PS:加了一个浏览器头信息,网址已正常访问
基本POST请求
import requests
data = {'name':'germey','age':'22'}
response = requests.post('http://httpbin.org/post',data=data)
print(response.text)
运行结果:
{
"args": {},
"data": "",
"files": {},
"form": {
"age": "22",
"name": "germey"
},
"headers": {
"Accept": "*/*",
"Accept-Encoding": "gzip, deflate",
"Connection": "close",
"Content-Length": "18",
"Content-Type": "application/x-www-form-urlencoded",
"Host": "httpbin.org",
"User-Agent": "python-requests/2.19.1"
},
"json": null,
"origin": "222.210.218.46",
"url": "http://httpbin.org/post"
}
PS:可以非常方便的传入一个字典实现response操作
import requests
data = {'name':'germey','age':'22'}
headers={
'User-Agent':'Mozilla/4.0 (compatible; MSIE 7.0; Windows NT 5.1; Trident/4.0; SE 2.X MetaSr 1.0; SE 2.X MetaSr 1.0; .NET CLR 2.0.50727; SE 2.X MetaSr 1.0)'
}
response = requests.post('http://httpbin.org/post',data=data,headers=headers)
print(response.json())
运行结果:
{'args': {}, 'data': '', 'files': {}, 'form': {'age': '22', 'name': 'germey'}, 'headers':
{'Accept': '*/*', 'Accept-Encoding': 'gzip, deflate', 'Connection': 'close', 'Content-
Length': '18', 'Content-Type': 'application/x-www-form-urlencoded', 'Host': 'httpbin.org',
'User-Agent': 'Mozilla/4.0 (compatible; MSIE 7.0; Windows NT 5.1; Trident/4.0; SE 2.X
MetaSr 1.0; SE 2.X MetaSr 1.0; .NET CLR 2.0.50727; SE 2.X MetaSr 1.0)'}, 'json': None,
'origin': '222.210.218.46', 'url': 'http://httpbin.org/post'}
响应
reponse属性
import requests
response = requests.get('http://www.jianshu.com')
print(type(response.status_code),response.status_code) #状态码及其类型
print(type(response.headers),response.headers)
print(type(response.cookies),response.cookies)

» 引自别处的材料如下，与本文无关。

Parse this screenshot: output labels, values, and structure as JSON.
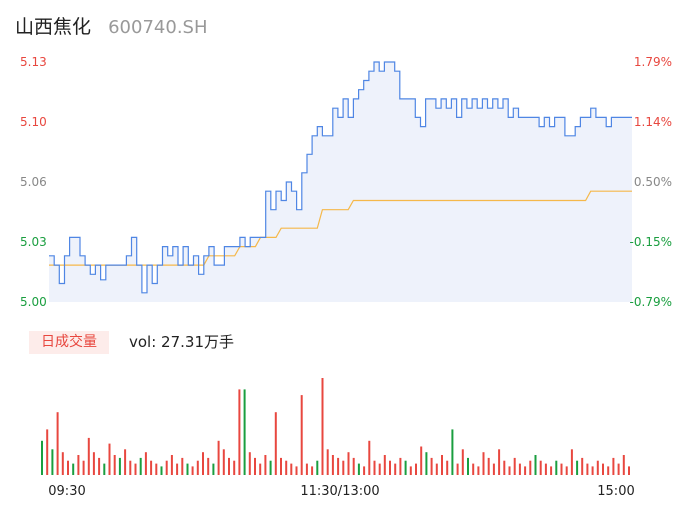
{
  "header": {
    "name": "山西焦化",
    "code": "600740.SH"
  },
  "volume": {
    "tag": "日成交量",
    "label": "vol: 27.31万手"
  },
  "colors": {
    "up": "#e8473f",
    "down": "#1a9e3f",
    "flat": "#888888",
    "price": "#4f86e4",
    "avg": "#f5b84a"
  },
  "chart_data": {
    "type": "line",
    "ylim": [
      5.0,
      5.13
    ],
    "y_ticks": [
      {
        "value": "5.13",
        "pct": "1.79%",
        "dir": "up"
      },
      {
        "value": "5.10",
        "pct": "1.14%",
        "dir": "up"
      },
      {
        "value": "5.06",
        "pct": "0.50%",
        "dir": "flat"
      },
      {
        "value": "5.03",
        "pct": "-0.15%",
        "dir": "down"
      },
      {
        "value": "5.00",
        "pct": "-0.79%",
        "dir": "down"
      }
    ],
    "x_ticks": [
      "09:30",
      "11:30/13:00",
      "15:00"
    ],
    "price_range": [
      5.0,
      5.13
    ],
    "series": [
      {
        "role": "price",
        "points": [
          [
            0,
            5.025
          ],
          [
            1,
            5.02
          ],
          [
            2,
            5.01
          ],
          [
            3,
            5.025
          ],
          [
            4,
            5.035
          ],
          [
            5,
            5.035
          ],
          [
            6,
            5.025
          ],
          [
            7,
            5.02
          ],
          [
            8,
            5.015
          ],
          [
            9,
            5.02
          ],
          [
            10,
            5.012
          ],
          [
            11,
            5.02
          ],
          [
            12,
            5.02
          ],
          [
            13,
            5.02
          ],
          [
            14,
            5.02
          ],
          [
            15,
            5.025
          ],
          [
            16,
            5.035
          ],
          [
            17,
            5.02
          ],
          [
            18,
            5.005
          ],
          [
            19,
            5.02
          ],
          [
            20,
            5.01
          ],
          [
            21,
            5.02
          ],
          [
            22,
            5.03
          ],
          [
            23,
            5.025
          ],
          [
            24,
            5.03
          ],
          [
            25,
            5.02
          ],
          [
            26,
            5.03
          ],
          [
            27,
            5.02
          ],
          [
            28,
            5.025
          ],
          [
            29,
            5.015
          ],
          [
            30,
            5.025
          ],
          [
            31,
            5.03
          ],
          [
            32,
            5.02
          ],
          [
            33,
            5.02
          ],
          [
            34,
            5.03
          ],
          [
            35,
            5.03
          ],
          [
            36,
            5.03
          ],
          [
            37,
            5.035
          ],
          [
            38,
            5.03
          ],
          [
            39,
            5.035
          ],
          [
            40,
            5.035
          ],
          [
            41,
            5.035
          ],
          [
            42,
            5.06
          ],
          [
            43,
            5.05
          ],
          [
            44,
            5.06
          ],
          [
            45,
            5.055
          ],
          [
            46,
            5.065
          ],
          [
            47,
            5.06
          ],
          [
            48,
            5.05
          ],
          [
            49,
            5.07
          ],
          [
            50,
            5.08
          ],
          [
            51,
            5.09
          ],
          [
            52,
            5.095
          ],
          [
            53,
            5.09
          ],
          [
            54,
            5.09
          ],
          [
            55,
            5.105
          ],
          [
            56,
            5.1
          ],
          [
            57,
            5.11
          ],
          [
            58,
            5.1
          ],
          [
            59,
            5.11
          ],
          [
            60,
            5.115
          ],
          [
            61,
            5.12
          ],
          [
            62,
            5.125
          ],
          [
            63,
            5.13
          ],
          [
            64,
            5.125
          ],
          [
            65,
            5.13
          ],
          [
            66,
            5.13
          ],
          [
            67,
            5.125
          ],
          [
            68,
            5.11
          ],
          [
            69,
            5.11
          ],
          [
            70,
            5.11
          ],
          [
            71,
            5.1
          ],
          [
            72,
            5.095
          ],
          [
            73,
            5.11
          ],
          [
            74,
            5.11
          ],
          [
            75,
            5.105
          ],
          [
            76,
            5.11
          ],
          [
            77,
            5.105
          ],
          [
            78,
            5.11
          ],
          [
            79,
            5.1
          ],
          [
            80,
            5.11
          ],
          [
            81,
            5.105
          ],
          [
            82,
            5.11
          ],
          [
            83,
            5.105
          ],
          [
            84,
            5.11
          ],
          [
            85,
            5.105
          ],
          [
            86,
            5.11
          ],
          [
            87,
            5.105
          ],
          [
            88,
            5.11
          ],
          [
            89,
            5.1
          ],
          [
            90,
            5.105
          ],
          [
            91,
            5.1
          ],
          [
            92,
            5.1
          ],
          [
            93,
            5.1
          ],
          [
            94,
            5.1
          ],
          [
            95,
            5.095
          ],
          [
            96,
            5.1
          ],
          [
            97,
            5.095
          ],
          [
            98,
            5.1
          ],
          [
            99,
            5.1
          ],
          [
            100,
            5.09
          ],
          [
            101,
            5.09
          ],
          [
            102,
            5.095
          ],
          [
            103,
            5.1
          ],
          [
            104,
            5.1
          ],
          [
            105,
            5.105
          ],
          [
            106,
            5.1
          ],
          [
            107,
            5.1
          ],
          [
            108,
            5.095
          ],
          [
            109,
            5.1
          ],
          [
            110,
            5.1
          ],
          [
            111,
            5.1
          ],
          [
            112,
            5.1
          ],
          [
            113,
            5.1
          ]
        ]
      },
      {
        "role": "average",
        "points": [
          [
            0,
            5.02
          ],
          [
            30,
            5.02
          ],
          [
            31,
            5.025
          ],
          [
            36,
            5.025
          ],
          [
            37,
            5.03
          ],
          [
            40,
            5.03
          ],
          [
            41,
            5.035
          ],
          [
            44,
            5.035
          ],
          [
            45,
            5.04
          ],
          [
            52,
            5.04
          ],
          [
            53,
            5.05
          ],
          [
            58,
            5.05
          ],
          [
            59,
            5.055
          ],
          [
            104,
            5.055
          ],
          [
            105,
            5.06
          ],
          [
            113,
            5.06
          ]
        ]
      }
    ],
    "volume_bars": [
      [
        0,
        12,
        "down"
      ],
      [
        1,
        16,
        "up"
      ],
      [
        2,
        9,
        "down"
      ],
      [
        3,
        22,
        "up"
      ],
      [
        4,
        8,
        "up"
      ],
      [
        5,
        5,
        "up"
      ],
      [
        6,
        4,
        "down"
      ],
      [
        7,
        7,
        "up"
      ],
      [
        8,
        5,
        "up"
      ],
      [
        9,
        13,
        "up"
      ],
      [
        10,
        8,
        "up"
      ],
      [
        11,
        6,
        "up"
      ],
      [
        12,
        4,
        "down"
      ],
      [
        13,
        11,
        "up"
      ],
      [
        14,
        7,
        "up"
      ],
      [
        15,
        6,
        "down"
      ],
      [
        16,
        9,
        "up"
      ],
      [
        17,
        5,
        "up"
      ],
      [
        18,
        4,
        "up"
      ],
      [
        19,
        6,
        "down"
      ],
      [
        20,
        8,
        "up"
      ],
      [
        21,
        5,
        "up"
      ],
      [
        22,
        4,
        "up"
      ],
      [
        23,
        3,
        "down"
      ],
      [
        24,
        5,
        "up"
      ],
      [
        25,
        7,
        "up"
      ],
      [
        26,
        4,
        "up"
      ],
      [
        27,
        6,
        "up"
      ],
      [
        28,
        4,
        "down"
      ],
      [
        29,
        3,
        "up"
      ],
      [
        30,
        5,
        "up"
      ],
      [
        31,
        8,
        "up"
      ],
      [
        32,
        6,
        "up"
      ],
      [
        33,
        4,
        "down"
      ],
      [
        34,
        12,
        "up"
      ],
      [
        35,
        9,
        "up"
      ],
      [
        36,
        6,
        "up"
      ],
      [
        37,
        5,
        "up"
      ],
      [
        38,
        30,
        "up"
      ],
      [
        39,
        30,
        "down"
      ],
      [
        40,
        8,
        "up"
      ],
      [
        41,
        6,
        "up"
      ],
      [
        42,
        4,
        "up"
      ],
      [
        43,
        7,
        "up"
      ],
      [
        44,
        5,
        "down"
      ],
      [
        45,
        22,
        "up"
      ],
      [
        46,
        6,
        "up"
      ],
      [
        47,
        5,
        "up"
      ],
      [
        48,
        4,
        "up"
      ],
      [
        49,
        3,
        "up"
      ],
      [
        50,
        28,
        "up"
      ],
      [
        51,
        4,
        "up"
      ],
      [
        52,
        3,
        "up"
      ],
      [
        53,
        5,
        "down"
      ],
      [
        54,
        34,
        "up"
      ],
      [
        55,
        9,
        "up"
      ],
      [
        56,
        7,
        "up"
      ],
      [
        57,
        6,
        "up"
      ],
      [
        58,
        5,
        "up"
      ],
      [
        59,
        8,
        "up"
      ],
      [
        60,
        6,
        "up"
      ],
      [
        61,
        4,
        "down"
      ],
      [
        62,
        3,
        "up"
      ],
      [
        63,
        12,
        "up"
      ],
      [
        64,
        5,
        "up"
      ],
      [
        65,
        4,
        "up"
      ],
      [
        66,
        7,
        "up"
      ],
      [
        67,
        5,
        "up"
      ],
      [
        68,
        4,
        "up"
      ],
      [
        69,
        6,
        "up"
      ],
      [
        70,
        5,
        "down"
      ],
      [
        71,
        3,
        "up"
      ],
      [
        72,
        4,
        "up"
      ],
      [
        73,
        10,
        "up"
      ],
      [
        74,
        8,
        "down"
      ],
      [
        75,
        6,
        "up"
      ],
      [
        76,
        4,
        "up"
      ],
      [
        77,
        7,
        "up"
      ],
      [
        78,
        5,
        "up"
      ],
      [
        79,
        16,
        "down"
      ],
      [
        80,
        4,
        "up"
      ],
      [
        81,
        9,
        "up"
      ],
      [
        82,
        6,
        "down"
      ],
      [
        83,
        4,
        "up"
      ],
      [
        84,
        3,
        "up"
      ],
      [
        85,
        8,
        "up"
      ],
      [
        86,
        6,
        "up"
      ],
      [
        87,
        4,
        "up"
      ],
      [
        88,
        9,
        "up"
      ],
      [
        89,
        5,
        "up"
      ],
      [
        90,
        3,
        "up"
      ],
      [
        91,
        6,
        "up"
      ],
      [
        92,
        4,
        "up"
      ],
      [
        93,
        3,
        "up"
      ],
      [
        94,
        5,
        "up"
      ],
      [
        95,
        7,
        "down"
      ],
      [
        96,
        5,
        "up"
      ],
      [
        97,
        4,
        "up"
      ],
      [
        98,
        3,
        "up"
      ],
      [
        99,
        5,
        "down"
      ],
      [
        100,
        4,
        "up"
      ],
      [
        101,
        3,
        "up"
      ],
      [
        102,
        9,
        "up"
      ],
      [
        103,
        5,
        "down"
      ],
      [
        104,
        6,
        "up"
      ],
      [
        105,
        4,
        "up"
      ],
      [
        106,
        3,
        "up"
      ],
      [
        107,
        5,
        "up"
      ],
      [
        108,
        4,
        "up"
      ],
      [
        109,
        3,
        "up"
      ],
      [
        110,
        6,
        "up"
      ],
      [
        111,
        4,
        "up"
      ],
      [
        112,
        7,
        "up"
      ],
      [
        113,
        3,
        "up"
      ]
    ],
    "x_points": 114
  }
}
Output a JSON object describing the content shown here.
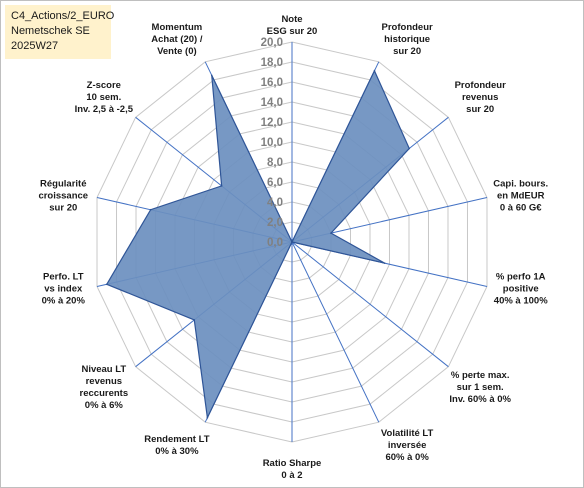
{
  "title_box": {
    "line1": "C4_Actions/2_EURO",
    "line2": "Nemetschek SE",
    "line3": "2025W27"
  },
  "colors": {
    "fill": "#6b8fbf",
    "stroke": "#2f5597",
    "grid": "#c8c8c8",
    "spoke": "#4472c4",
    "title_bg": "#fff2cc"
  },
  "chart_data": {
    "type": "radar",
    "rlim": [
      0,
      20
    ],
    "tick_step": 2,
    "tick_labels": [
      "0,0",
      "2,0",
      "4,0",
      "6,0",
      "8,0",
      "10,0",
      "12,0",
      "14,0",
      "16,0",
      "18,0",
      "20,0"
    ],
    "axes": [
      [
        "Note",
        "ESG sur 20"
      ],
      [
        "Profondeur",
        "historique",
        "sur 20"
      ],
      [
        "Profondeur",
        "revenus",
        "sur 20"
      ],
      [
        "Capi. bours.",
        "en MdEUR",
        "0 à 60 G€"
      ],
      [
        "% perfo 1A",
        "positive",
        "40% à 100%"
      ],
      [
        "% perte max.",
        "sur 1 sem.",
        "Inv. 60% à 0%"
      ],
      [
        "Volatilité LT",
        "inversée",
        "60% à 0%"
      ],
      [
        "Ratio Sharpe",
        "0 à 2"
      ],
      [
        "Rendement LT",
        "0% à 30%"
      ],
      [
        "Niveau LT",
        "revenus",
        "reccurents",
        "0% à 6%"
      ],
      [
        "Perfo. LT",
        "vs index",
        "0% à 20%"
      ],
      [
        "Régularité",
        "croissance",
        "sur 20"
      ],
      [
        "Z-score",
        "10 sem.",
        "Inv. 2,5 à -2,5"
      ],
      [
        "Momentum",
        "Achat (20) /",
        "Vente (0)"
      ]
    ],
    "series": [
      {
        "values": [
          0.0,
          19.0,
          15.0,
          4.0,
          9.5,
          0.0,
          0.0,
          0.0,
          19.5,
          12.5,
          19.0,
          14.5,
          9.0,
          18.5
        ]
      }
    ]
  }
}
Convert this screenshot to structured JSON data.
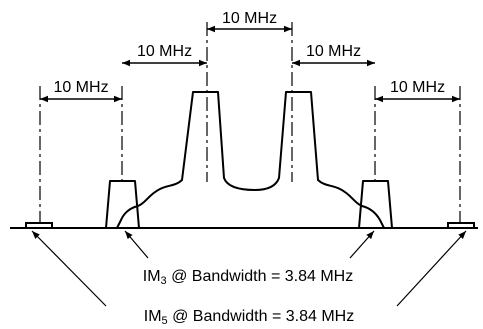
{
  "spacing_labels": {
    "top": "10 MHz",
    "inner_left": "10 MHz",
    "inner_right": "10 MHz",
    "outer_left": "10 MHz",
    "outer_right": "10 MHz"
  },
  "annotations": {
    "im3": {
      "prefix": "IM",
      "order": "3",
      "suffix": " @ Bandwidth = 3.84 MHz"
    },
    "im5": {
      "prefix": "IM",
      "order": "5",
      "suffix": " @ Bandwidth = 3.84 MHz"
    }
  },
  "colors": {
    "line": "#000000",
    "background": "#ffffff"
  }
}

print(type(response.url),response.url)
print(type(response.history),response.history) #访问的历史记录
运行结果:
①:<class 'int'> 403
②:<class 'requests.structures.CaseInsensitiveDict'> {'Date': 'Wed, 12 Sep 2018 12:11:31
GMT', 'Server': 'Tengine', 'Content-Type': 'text/html', 'Transfer-Encoding': 'chunked',
'Strict-Transport-Security': 'max-age=31536000; includeSubDomains; preload', 'Content-
Encoding': 'gzip', 'X-Via': '1.1 shandianxin27:8 (Cdn Cache Server V2.0), 1.1 ndianxin72:8
(Cdn Cache Server V2.0)', 'Connection': 'keep-alive'}
③:<class 'requests.cookies.RequestsCookieJar'> <RequestsCookieJar[]>
④:<class 'str'> https://www.jianshu.com/
⑤:<class 'list'> [<Response [301]>]
高级操作
文件上传
import requests #文件上传用post操作
files = {'files':open('favicon.ico','rb')} #用files(自由指定上传的文件名称)、open的方法吧文件读取出来
response = requests.post('http://httpbin.org/post',files=files)
print(response.text)
获取cookie
import requests
response = requests.get('https://www.baidu.com')
print(response.cookies)
for key,value in response.cookies.items():
print(key + '=' + value)
运行结果:
<RequestsCookieJar[<Cookie BDORZ=27315 for .baidu.com/>]>
BDORZ=27315
会话维持(模拟登录)
import requests
requests.get('http://httpbin.org/cookies/set/number/123456789') #为一个网站访问的时候设置一个cookie
response = requests.get('http://httpbin.org/cookies') #访问cookies,就可以拿到网站当前的cookies
print(response.text)
运行结果:
{
"cookies": {}
}
PS:错误的程序
import requests
s = requests.Session()
s.get('http://httpbin.org/cookies/set/number/123456789') #为一个网站访问的时候设置一个cookie
response = s.get('http://httpbin.org/cookies') #访问cookies,就可以拿到网站当前的cookies
print(response.text)
运行结果:
{
"cookies": {
"number": "123456789"
}
}
证书验证
import requests
response = requests.get('https://www.12306.cn')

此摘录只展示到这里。